Integer: controls the dimensions of the output surface ($2^level*2^level$)
row1
First order neighbour East-West autocorrleation parameter
row2
Second order neighbour East-West autocorrelation parameter
col1
First order neighbour North-South autocorrelation parameter
col2
Second order neighbour North-South autocorrelation parameter
rc1
First order neighbour NW-SE autocorrelation parameter
cr1
First order neighbour NE-SW autocorrelation parameter
Value
Returns a $2^level*2^level$ matrix of real numbers. It is possible to use the image() or imaks() functions to graphically display the surface.
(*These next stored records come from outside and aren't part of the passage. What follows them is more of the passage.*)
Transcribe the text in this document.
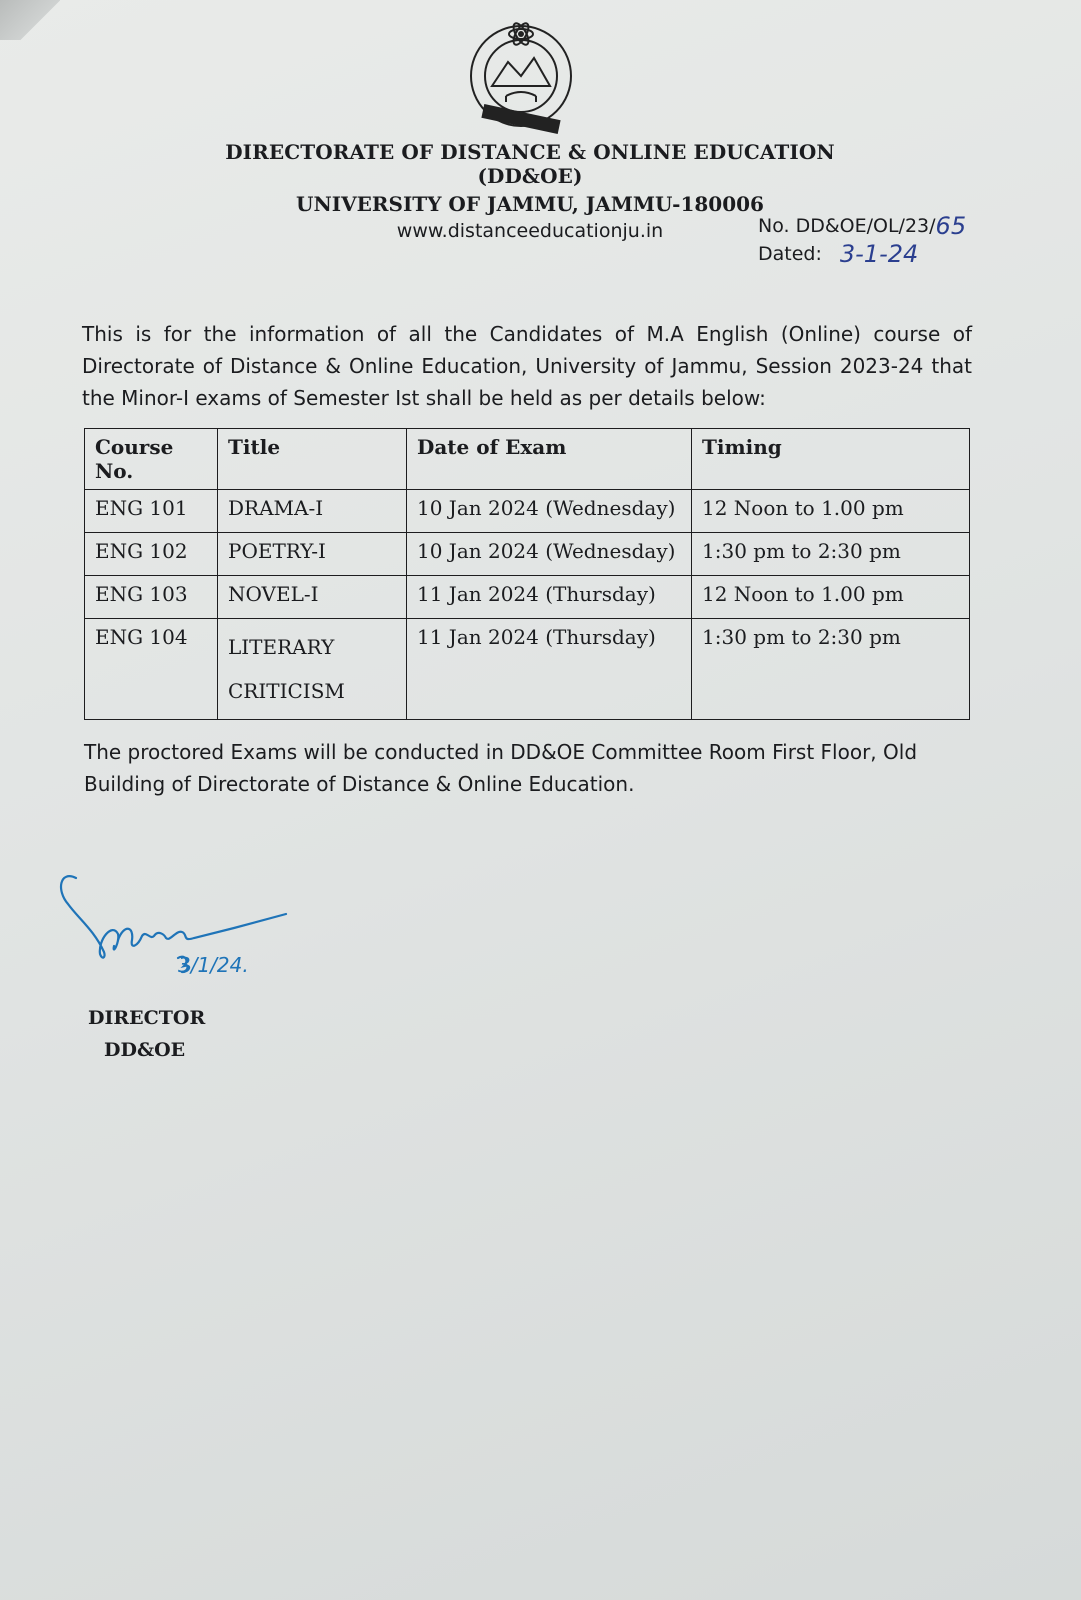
DIRECTORATE OF DISTANCE & ONLINE EDUCATION (DD&OE)
UNIVERSITY OF JAMMU, JAMMU-180006
www.distanceeducationju.in	No. DD&OE/OL/23/ 65
Dated: 3-1-24
This is for the information of all the Candidates of M.A English (Online) course of Directorate of Distance & Online Education, University of Jammu, Session 2023-24 that the Minor-I exams of Semester Ist shall be held as per details below:
Course No.	Title	Date of Exam	Timing
ENG 101	DRAMA-I	10 Jan 2024 (Wednesday)	12 Noon to 1.00 pm
ENG 102	POETRY-I	10 Jan 2024 (Wednesday)	1:30 pm to 2:30 pm
ENG 103	NOVEL-I	11 Jan 2024 (Thursday)	12 Noon to 1.00 pm
ENG 104	LITERARY CRITICISM	11 Jan 2024 (Thursday)	1:30 pm to 2:30 pm
The proctored Exams will be conducted in DD&OE Committee Room First Floor, Old Building of Directorate of Distance & Online Education.
3/1/24.
DIRECTOR
DD&OE
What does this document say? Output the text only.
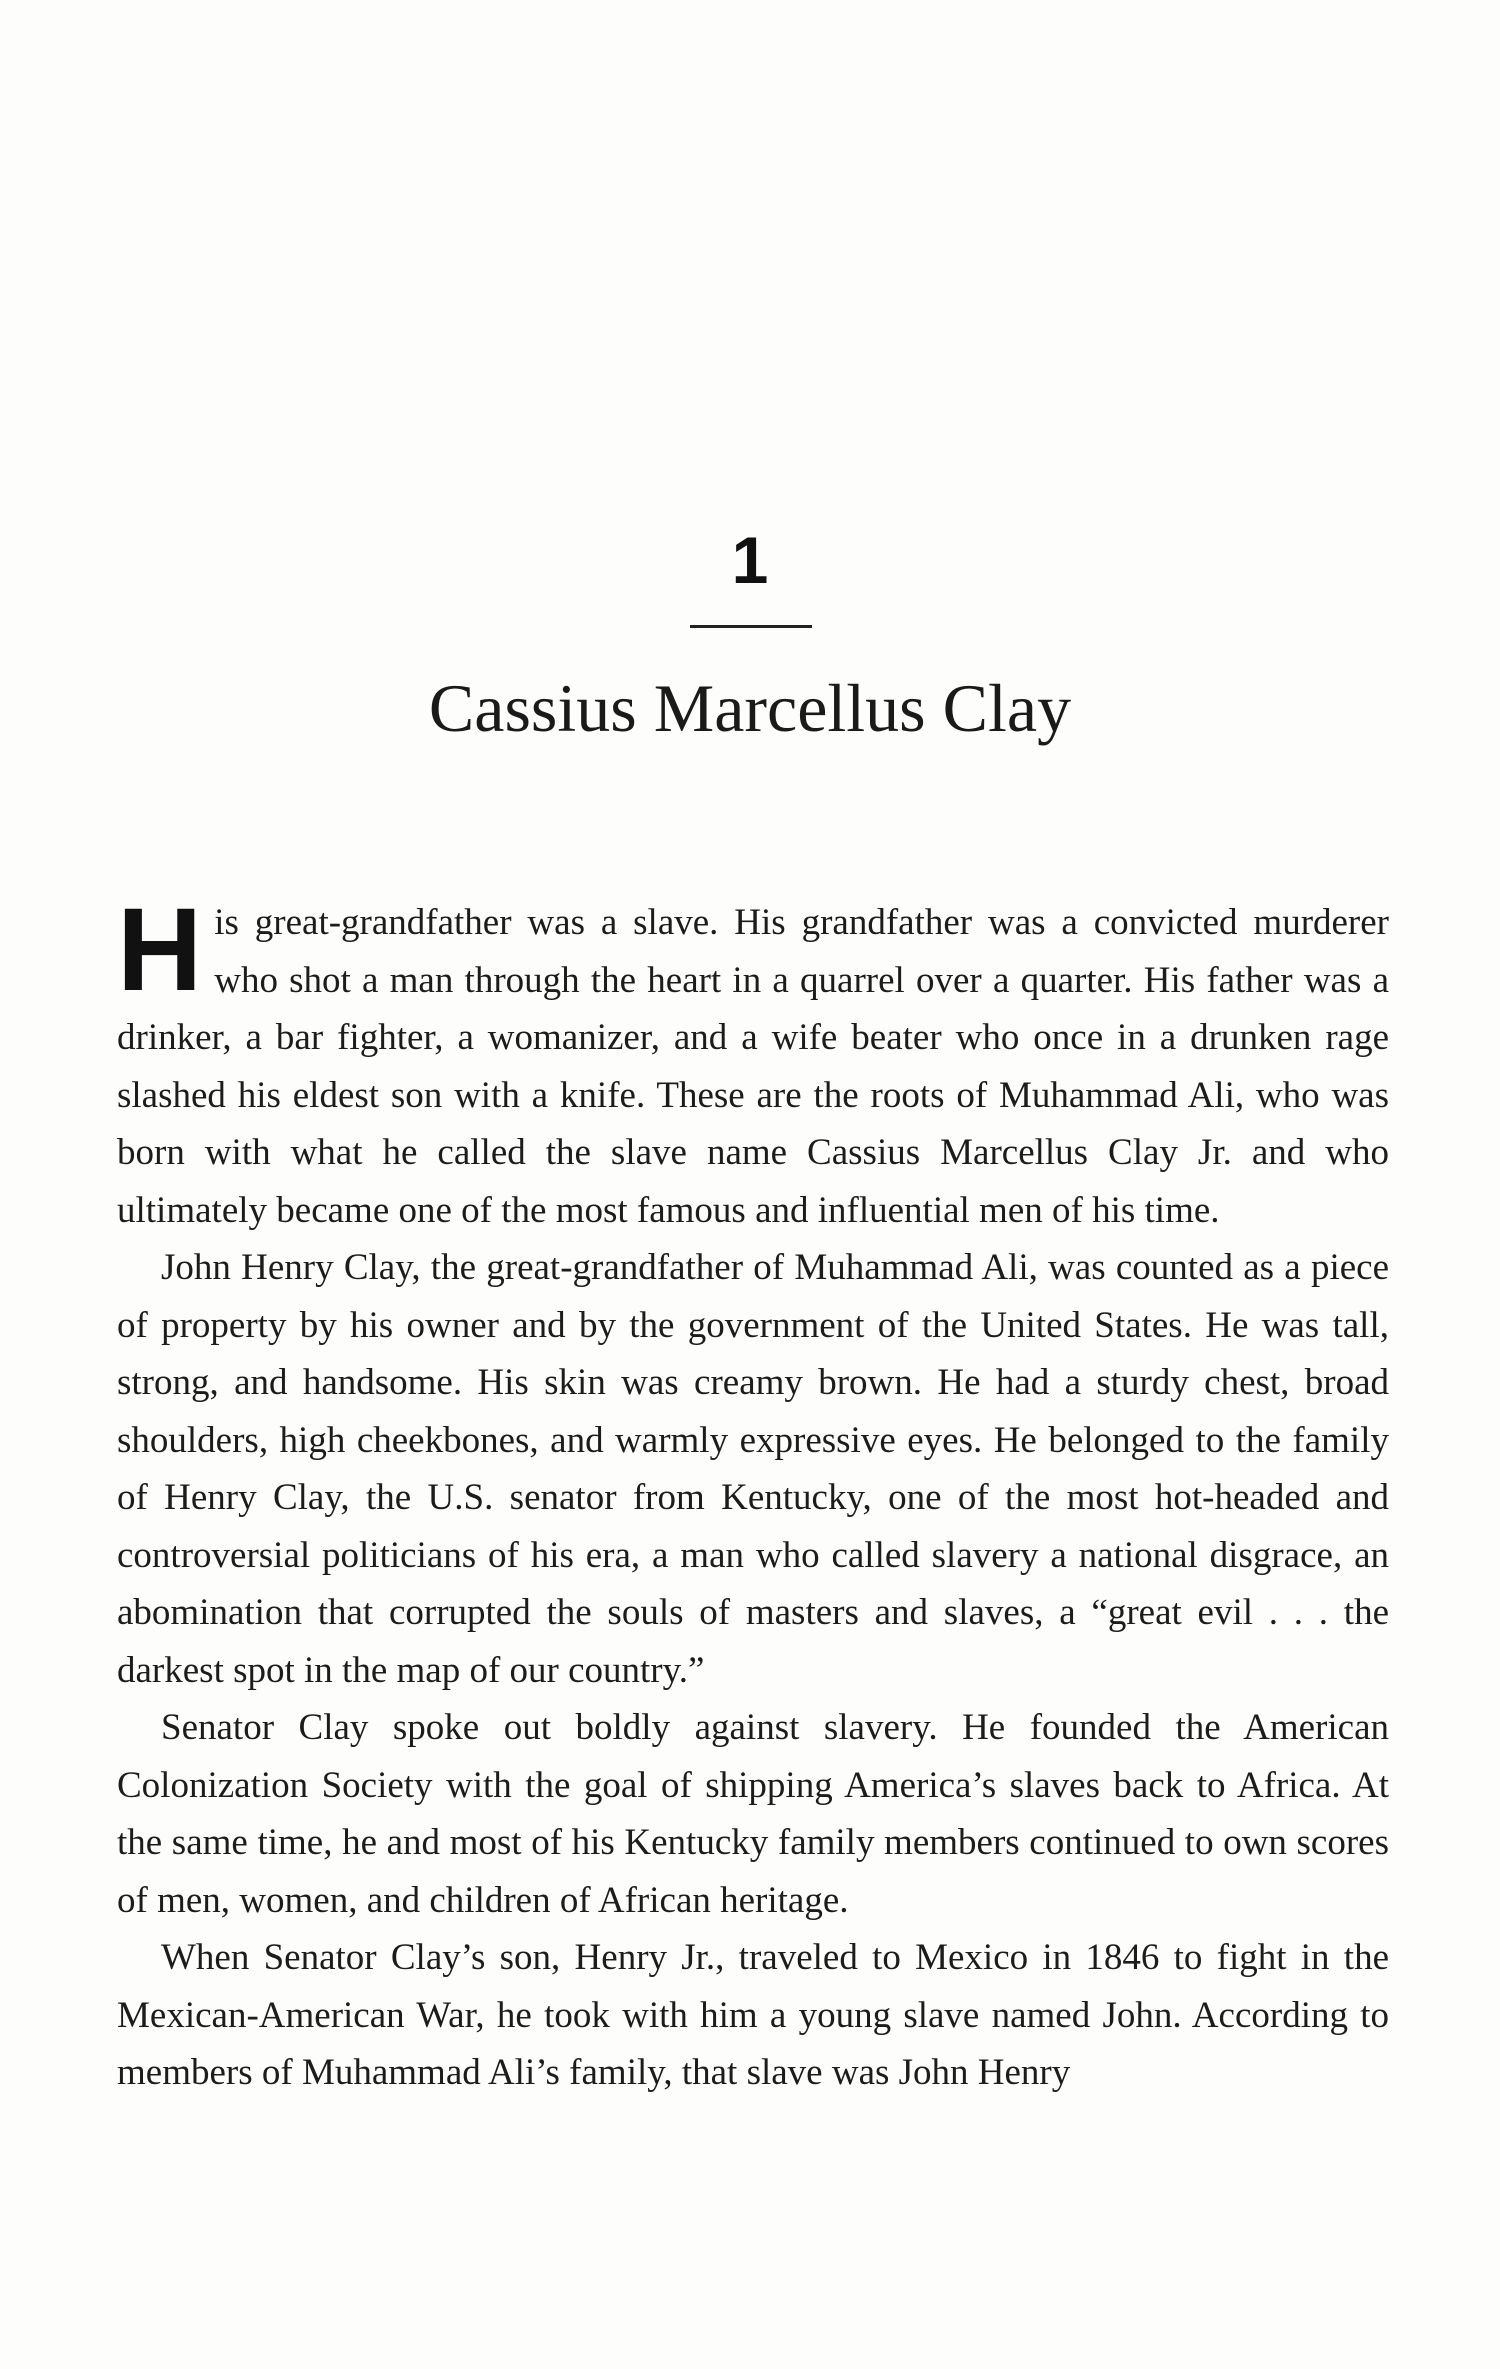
1
Cassius Marcellus Clay

His great-grandfather was a slave. His grandfather was a convicted murderer who shot a man through the heart in a quarrel over a quarter. His father was a drinker, a bar fighter, a womanizer, and a wife beater who once in a drunken rage slashed his eldest son with a knife. These are the roots of Muhammad Ali, who was born with what he called the slave name Cassius Marcellus Clay Jr. and who ultimately became one of the most famous and influential men of his time.

John Henry Clay, the great-grandfather of Muhammad Ali, was counted as a piece of property by his owner and by the government of the United States. He was tall, strong, and handsome. His skin was creamy brown. He had a sturdy chest, broad shoulders, high cheekbones, and warmly expressive eyes. He belonged to the family of Henry Clay, the U.S. senator from Kentucky, one of the most hot-headed and controversial politicians of his era, a man who called slavery a national disgrace, an abomination that corrupted the souls of masters and slaves, a “great evil . . . the darkest spot in the map of our country.”

Senator Clay spoke out boldly against slavery. He founded the American Colonization Society with the goal of shipping America’s slaves back to Africa. At the same time, he and most of his Kentucky family members continued to own scores of men, women, and children of African heritage.

When Senator Clay’s son, Henry Jr., traveled to Mexico in 1846 to fight in the Mexican-American War, he took with him a young slave named John. According to members of Muhammad Ali’s family, that slave was John Henry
Saving the output from this function into a new object is likely the most desireable usage. Ths surface can then be factored to produce binary maps with specified proportions as in Remmel and Csillag (2003).
Details
The sum of all six autocorrelation parameters MUST be less than 0.5. Their effect is highly non-linear, thus there is a marked difference beetween 0.499 and 0.499999. This implementation corresponds to the homogeneous (stationary) conditional autoregressive (CAR) model.
References
Remmel, T.K. and F. Csillag. 2003. When are two landscape pattern indices significantly different? Journal of Geographical Systems 5(4):331-351.